Faisons plutôt résonner haut et fort nos valeurs européennes de respect de la dignité humaine, de liberté, de démocratie, d'égalité, de l'État de droit, ainsi que de respect des droits de l'homme, tendant à garantir une société caractérisée par le pluralisme, la non-discrimination, la tolérance, la justice, la solidarité et l'égalité entre les femmes et les hommes [6], et donnons-nous la main pour que les générations futures reçoivent un héritage que nous serons fiers de leur laisser ! S'il n'est pas trop tard, il est en tout cas vraiment grand temps de vivre tous ensemble en harmonie avec la nature et d'agir pour le bien de notre planète et dans l'intérêt de tous !
[1] Ensemble de courts poèmes épiques dédiés chacun à un dieu et rédigés entre le VIIème siècle av. J.-C. et le IVème siècle ap. J.-C. L' « Hymne à Pan » en constitue le dix-neuvième hymne et a été écrit dans un style très recherché et subtil.
[2] Du latin panicus, de Pan, dieu qui passait pour troubler, effrayer les esprits (in « Le Petit Robert »).
[3] Max Weber, « L'Éthique protestante et l'Esprit du capitalisme », 1904, traduction française, Plon/Pocket, 2010, pp. 117, 134, 177 et 179 et « La profession et la vocation du savant », 1917, in « Le savant et le politique », traduction de Catherine Colliot-Thélène, La Découverte/Poche n° 158, 2003, p.83. Cette expression désigne le processus de recul des croyances religieuses et magiques au profit de la rationalité scientifique.
[4] Ulrich Beck, « La société du risque : Sur la voie d'une autre modernité » (« Risikogesellschaft »), Aubier, 2001, 521 p.
[5] Titre d'un conte écrit par Hans Christian Andersen en juillet 1842 suite au mauvais accueil reçu lors de la première de la pièce de théâtre « L'Oiseau dans le poirier ».
[6] Titre Ier, article 2 du Traité sur l'Union européenne.
[7] « Ode à la joie » (« Hymne européen »).
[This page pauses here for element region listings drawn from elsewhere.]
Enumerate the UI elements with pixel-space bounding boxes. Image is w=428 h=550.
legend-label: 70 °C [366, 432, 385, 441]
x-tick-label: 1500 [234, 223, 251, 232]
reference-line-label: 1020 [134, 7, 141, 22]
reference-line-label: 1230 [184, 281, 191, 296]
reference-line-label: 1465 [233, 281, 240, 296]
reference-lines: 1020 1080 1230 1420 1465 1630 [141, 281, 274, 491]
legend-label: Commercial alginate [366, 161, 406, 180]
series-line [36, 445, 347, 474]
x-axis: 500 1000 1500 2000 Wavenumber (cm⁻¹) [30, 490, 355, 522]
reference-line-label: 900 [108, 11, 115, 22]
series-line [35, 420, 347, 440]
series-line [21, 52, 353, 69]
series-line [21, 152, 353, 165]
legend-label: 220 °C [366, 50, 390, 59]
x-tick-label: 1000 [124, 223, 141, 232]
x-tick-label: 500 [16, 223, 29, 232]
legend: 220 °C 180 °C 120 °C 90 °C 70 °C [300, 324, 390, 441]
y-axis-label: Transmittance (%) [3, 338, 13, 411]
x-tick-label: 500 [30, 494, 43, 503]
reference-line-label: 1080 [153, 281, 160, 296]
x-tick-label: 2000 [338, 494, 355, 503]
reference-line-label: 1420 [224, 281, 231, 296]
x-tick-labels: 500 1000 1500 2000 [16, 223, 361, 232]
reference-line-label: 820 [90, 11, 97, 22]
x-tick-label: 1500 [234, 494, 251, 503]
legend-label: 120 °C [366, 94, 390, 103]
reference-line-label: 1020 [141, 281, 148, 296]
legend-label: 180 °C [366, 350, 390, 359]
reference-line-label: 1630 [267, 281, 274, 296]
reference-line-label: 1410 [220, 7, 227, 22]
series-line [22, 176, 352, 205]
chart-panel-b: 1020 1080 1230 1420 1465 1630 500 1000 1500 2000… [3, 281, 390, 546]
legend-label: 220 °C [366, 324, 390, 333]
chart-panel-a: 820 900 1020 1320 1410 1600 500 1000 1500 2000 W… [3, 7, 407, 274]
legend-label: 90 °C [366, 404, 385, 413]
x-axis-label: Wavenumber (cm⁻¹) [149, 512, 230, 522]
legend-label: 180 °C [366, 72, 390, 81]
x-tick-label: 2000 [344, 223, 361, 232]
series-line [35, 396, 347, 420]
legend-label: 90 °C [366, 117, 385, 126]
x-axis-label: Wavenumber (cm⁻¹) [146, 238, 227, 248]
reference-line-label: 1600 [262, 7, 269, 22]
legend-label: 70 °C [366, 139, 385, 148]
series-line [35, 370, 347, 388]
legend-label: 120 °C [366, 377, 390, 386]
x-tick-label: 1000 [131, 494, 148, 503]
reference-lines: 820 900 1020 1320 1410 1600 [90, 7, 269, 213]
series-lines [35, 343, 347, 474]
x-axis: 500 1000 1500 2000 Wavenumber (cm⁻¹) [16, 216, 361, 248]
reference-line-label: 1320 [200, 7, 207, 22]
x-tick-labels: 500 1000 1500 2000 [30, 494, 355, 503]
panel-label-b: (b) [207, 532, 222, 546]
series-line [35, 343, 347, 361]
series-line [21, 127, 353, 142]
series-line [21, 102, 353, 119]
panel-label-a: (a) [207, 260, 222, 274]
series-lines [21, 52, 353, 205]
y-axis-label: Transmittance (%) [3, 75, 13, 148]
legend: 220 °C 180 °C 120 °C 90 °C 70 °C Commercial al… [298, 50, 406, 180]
De nombreux textes ont été produits sur la mélodie tirée du dernier mouvement de la neuvième symphonie de Ludwig van Beethoven composée en 1823, ainsi que de nombreuses traductions du poème rédigé en allemand en 1785 par Friedrich Von Schiller et dont s'inspira le brillant compositeur, mais il n'existe à ce jour aucune version officielle de l'hymne européen. L'extrait ici proposé, intitulé « Hymne à la joie », a été écrit en 1943 par Joseph Folliet (1903-1972), prêtre catholique, sociologue et écrivain français.